Nino. Non lo farebbero in ogni modo, perché al gallo piace il grano, al bue il fieno.
Rico. Hai mai visto un bue fare un’indigestione di fieno?
Nino. No.
Rico. E come lo sa?
Nino. Ma ne prende tanto quanto non gli possa far male.
Rico. Resta sempre quello che hai detto: vuol dire che lo prende perché gli piace.
Nino. Sì.
Rico. Allora è forza dire che gli “piace” fin tanto che non gli fa male.
Nino. Sì.
Rico. E se ne va via con la fame?
Nino. No.
Rico. Dunque gli piace quello appunto che è fatto pel suo corpo e tanto quanto. E quando corre, salta, va a bere al ruscello, insegue un altro animale o dorme, si prende la femmina e ne usa, credi che tutto ciò gli sia dolce, piacevole, o che gli sia di peso?
Nino. Credo che se non gli fosse piacevole non lo farebbe.

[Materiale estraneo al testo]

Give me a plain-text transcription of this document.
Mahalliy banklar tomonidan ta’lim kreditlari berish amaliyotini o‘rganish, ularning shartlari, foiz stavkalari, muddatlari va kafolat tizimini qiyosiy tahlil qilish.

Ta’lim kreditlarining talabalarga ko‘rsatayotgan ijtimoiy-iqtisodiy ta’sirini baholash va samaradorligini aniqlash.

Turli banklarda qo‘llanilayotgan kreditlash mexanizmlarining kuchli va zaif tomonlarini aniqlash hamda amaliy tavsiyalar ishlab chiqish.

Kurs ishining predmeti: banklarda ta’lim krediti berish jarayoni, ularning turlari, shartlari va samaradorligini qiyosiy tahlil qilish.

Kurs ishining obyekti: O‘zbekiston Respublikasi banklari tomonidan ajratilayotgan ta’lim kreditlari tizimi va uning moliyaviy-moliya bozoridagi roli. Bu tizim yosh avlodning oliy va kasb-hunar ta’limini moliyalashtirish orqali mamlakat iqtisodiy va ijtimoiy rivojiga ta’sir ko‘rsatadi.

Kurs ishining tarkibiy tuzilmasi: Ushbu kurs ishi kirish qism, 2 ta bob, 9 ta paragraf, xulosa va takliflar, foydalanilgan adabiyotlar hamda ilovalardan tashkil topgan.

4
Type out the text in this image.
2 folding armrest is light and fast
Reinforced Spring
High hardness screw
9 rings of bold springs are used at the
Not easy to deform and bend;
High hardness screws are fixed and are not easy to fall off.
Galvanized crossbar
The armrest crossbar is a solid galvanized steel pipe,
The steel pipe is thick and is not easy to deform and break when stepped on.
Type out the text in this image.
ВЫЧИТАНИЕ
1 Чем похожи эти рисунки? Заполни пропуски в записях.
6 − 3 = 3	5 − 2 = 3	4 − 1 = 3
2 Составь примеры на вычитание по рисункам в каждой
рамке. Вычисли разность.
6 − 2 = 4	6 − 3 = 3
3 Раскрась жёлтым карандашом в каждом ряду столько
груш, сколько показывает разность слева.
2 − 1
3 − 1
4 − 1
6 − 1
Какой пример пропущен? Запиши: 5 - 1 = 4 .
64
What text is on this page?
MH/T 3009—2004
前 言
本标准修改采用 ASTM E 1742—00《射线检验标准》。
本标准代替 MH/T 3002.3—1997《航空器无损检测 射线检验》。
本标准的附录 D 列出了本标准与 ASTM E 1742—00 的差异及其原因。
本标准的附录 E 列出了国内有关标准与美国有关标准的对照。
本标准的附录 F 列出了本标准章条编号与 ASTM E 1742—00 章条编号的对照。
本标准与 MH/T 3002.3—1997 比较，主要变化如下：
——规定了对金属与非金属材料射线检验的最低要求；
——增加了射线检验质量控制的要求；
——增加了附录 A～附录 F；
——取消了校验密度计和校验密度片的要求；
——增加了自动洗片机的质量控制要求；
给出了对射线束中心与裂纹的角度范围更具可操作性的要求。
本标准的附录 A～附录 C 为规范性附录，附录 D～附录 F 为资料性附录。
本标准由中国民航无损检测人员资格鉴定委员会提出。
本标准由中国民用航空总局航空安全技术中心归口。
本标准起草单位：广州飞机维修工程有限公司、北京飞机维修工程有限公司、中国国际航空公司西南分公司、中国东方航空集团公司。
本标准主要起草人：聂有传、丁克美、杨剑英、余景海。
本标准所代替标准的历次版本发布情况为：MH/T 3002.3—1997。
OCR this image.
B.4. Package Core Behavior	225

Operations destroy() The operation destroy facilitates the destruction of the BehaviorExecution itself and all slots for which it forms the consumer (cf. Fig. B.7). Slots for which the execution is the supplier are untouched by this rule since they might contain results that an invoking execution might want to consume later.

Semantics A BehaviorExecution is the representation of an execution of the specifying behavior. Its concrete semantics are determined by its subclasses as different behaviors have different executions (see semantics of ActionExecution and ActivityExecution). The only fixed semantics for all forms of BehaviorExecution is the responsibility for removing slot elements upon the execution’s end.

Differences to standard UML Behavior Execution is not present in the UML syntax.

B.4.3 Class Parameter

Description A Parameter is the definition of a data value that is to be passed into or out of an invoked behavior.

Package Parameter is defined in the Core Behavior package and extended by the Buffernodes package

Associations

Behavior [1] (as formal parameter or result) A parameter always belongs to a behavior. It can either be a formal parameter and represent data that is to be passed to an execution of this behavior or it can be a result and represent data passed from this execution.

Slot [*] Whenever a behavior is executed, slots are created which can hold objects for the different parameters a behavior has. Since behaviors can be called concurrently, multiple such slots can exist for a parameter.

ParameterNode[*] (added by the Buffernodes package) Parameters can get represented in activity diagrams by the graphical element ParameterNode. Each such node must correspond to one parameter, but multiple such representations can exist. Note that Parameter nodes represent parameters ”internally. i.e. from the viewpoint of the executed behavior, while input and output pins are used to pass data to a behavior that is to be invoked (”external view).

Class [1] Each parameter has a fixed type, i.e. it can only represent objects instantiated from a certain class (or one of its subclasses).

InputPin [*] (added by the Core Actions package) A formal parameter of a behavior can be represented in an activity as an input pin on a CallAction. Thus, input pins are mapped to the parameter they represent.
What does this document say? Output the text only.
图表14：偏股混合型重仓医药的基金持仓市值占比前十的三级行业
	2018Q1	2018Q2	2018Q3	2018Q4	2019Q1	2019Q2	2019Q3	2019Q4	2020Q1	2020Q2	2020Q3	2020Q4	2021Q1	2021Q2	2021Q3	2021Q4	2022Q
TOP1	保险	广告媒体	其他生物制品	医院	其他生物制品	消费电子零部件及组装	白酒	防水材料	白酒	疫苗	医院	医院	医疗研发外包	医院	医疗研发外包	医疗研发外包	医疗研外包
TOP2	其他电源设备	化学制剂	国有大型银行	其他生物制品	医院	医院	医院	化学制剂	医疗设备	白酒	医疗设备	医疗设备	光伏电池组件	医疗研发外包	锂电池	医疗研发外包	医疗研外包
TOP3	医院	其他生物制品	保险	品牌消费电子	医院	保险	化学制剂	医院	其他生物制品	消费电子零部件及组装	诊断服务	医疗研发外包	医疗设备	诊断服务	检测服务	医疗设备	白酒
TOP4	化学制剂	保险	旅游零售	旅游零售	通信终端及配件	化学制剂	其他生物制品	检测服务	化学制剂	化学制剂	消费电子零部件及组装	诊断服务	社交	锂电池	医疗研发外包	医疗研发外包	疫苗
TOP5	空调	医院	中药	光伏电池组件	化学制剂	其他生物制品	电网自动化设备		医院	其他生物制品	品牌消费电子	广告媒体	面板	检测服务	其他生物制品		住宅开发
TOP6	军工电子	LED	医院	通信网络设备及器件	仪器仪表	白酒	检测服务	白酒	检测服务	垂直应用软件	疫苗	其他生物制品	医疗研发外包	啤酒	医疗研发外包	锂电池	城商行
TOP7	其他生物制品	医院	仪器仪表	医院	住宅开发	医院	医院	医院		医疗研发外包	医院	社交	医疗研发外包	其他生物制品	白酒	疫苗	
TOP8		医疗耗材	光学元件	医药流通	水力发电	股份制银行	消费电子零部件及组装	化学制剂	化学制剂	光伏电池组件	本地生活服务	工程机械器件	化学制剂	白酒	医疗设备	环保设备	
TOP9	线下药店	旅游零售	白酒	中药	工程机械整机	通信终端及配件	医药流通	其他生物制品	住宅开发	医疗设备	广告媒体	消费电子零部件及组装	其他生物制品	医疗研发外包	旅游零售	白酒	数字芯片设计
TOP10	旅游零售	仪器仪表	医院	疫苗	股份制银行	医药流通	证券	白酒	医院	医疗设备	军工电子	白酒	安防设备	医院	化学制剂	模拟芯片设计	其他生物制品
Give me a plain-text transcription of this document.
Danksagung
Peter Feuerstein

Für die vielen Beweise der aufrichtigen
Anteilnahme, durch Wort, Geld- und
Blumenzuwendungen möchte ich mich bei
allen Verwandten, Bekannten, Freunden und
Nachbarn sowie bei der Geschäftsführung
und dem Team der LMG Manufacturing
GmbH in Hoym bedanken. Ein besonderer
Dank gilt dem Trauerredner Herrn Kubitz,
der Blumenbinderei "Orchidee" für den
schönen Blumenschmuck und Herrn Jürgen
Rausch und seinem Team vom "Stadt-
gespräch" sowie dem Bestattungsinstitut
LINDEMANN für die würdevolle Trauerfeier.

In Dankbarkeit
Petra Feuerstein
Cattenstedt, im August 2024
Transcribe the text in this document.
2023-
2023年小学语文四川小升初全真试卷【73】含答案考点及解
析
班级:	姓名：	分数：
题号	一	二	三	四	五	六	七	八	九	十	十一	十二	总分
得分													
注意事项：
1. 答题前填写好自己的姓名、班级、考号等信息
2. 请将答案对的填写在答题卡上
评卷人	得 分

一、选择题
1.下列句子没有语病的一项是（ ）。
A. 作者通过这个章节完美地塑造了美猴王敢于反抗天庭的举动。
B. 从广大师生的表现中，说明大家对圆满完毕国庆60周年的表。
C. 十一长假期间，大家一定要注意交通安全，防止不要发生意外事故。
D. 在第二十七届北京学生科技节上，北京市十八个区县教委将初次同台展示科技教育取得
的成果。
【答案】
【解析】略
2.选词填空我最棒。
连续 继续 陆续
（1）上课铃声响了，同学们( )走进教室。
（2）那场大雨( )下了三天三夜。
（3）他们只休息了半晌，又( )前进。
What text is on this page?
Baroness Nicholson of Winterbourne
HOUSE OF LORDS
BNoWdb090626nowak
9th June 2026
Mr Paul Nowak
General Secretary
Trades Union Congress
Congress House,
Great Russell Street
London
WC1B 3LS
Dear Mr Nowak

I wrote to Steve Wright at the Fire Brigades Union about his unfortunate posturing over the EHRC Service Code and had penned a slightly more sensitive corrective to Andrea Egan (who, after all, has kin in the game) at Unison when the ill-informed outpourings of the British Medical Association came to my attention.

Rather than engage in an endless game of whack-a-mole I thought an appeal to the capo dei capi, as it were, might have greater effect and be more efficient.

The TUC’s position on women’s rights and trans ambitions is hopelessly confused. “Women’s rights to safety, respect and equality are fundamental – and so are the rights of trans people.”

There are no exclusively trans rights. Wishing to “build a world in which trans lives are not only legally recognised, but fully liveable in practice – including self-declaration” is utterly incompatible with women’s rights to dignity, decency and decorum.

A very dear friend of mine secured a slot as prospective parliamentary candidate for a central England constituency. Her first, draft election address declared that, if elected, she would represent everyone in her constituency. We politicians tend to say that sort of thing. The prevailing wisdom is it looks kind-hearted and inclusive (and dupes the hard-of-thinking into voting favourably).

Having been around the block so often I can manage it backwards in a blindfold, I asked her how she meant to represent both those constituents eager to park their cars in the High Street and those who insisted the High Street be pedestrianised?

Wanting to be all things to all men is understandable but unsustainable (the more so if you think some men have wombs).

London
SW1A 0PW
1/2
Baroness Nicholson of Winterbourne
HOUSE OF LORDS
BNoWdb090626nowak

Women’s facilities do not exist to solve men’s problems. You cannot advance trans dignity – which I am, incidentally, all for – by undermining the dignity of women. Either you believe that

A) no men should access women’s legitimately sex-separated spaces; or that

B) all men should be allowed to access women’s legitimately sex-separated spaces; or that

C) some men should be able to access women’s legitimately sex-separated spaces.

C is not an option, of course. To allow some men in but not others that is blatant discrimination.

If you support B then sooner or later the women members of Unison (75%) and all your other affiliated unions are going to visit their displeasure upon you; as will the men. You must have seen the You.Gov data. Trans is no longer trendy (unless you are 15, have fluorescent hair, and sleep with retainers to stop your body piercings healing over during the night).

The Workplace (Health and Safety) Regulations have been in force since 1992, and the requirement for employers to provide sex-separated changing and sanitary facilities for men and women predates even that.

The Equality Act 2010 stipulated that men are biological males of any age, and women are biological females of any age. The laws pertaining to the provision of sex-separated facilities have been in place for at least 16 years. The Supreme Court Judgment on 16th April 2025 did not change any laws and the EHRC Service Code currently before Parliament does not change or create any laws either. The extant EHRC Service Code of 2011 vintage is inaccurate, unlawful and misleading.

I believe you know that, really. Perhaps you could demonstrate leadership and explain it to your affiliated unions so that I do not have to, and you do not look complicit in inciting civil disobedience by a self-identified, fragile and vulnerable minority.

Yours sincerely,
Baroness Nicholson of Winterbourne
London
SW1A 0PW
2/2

Rico. Ma anche ognuna di queste cose gli è un piacere”?
Nino. Appunto.
Rico. Ed è perciò che una bestia libera non corre mai fino a perder le forze, né s’indebolisce nella pigrizia, né scoppia per troppo bere, né muore di sete, né si riduce all’impotenza per l’astensione dal giacere, né s’esaurisce nell’abuso, né insegue e ammazza tutti gli animali che incontra, né si lascia venire a mancar il cibo; ma il “piacere” le insegna ogni cosa eon mirabile esattezza e quando e fin dove sia da fare.
Nino. E ben per questo ch’io dicevo le lodi del piacere.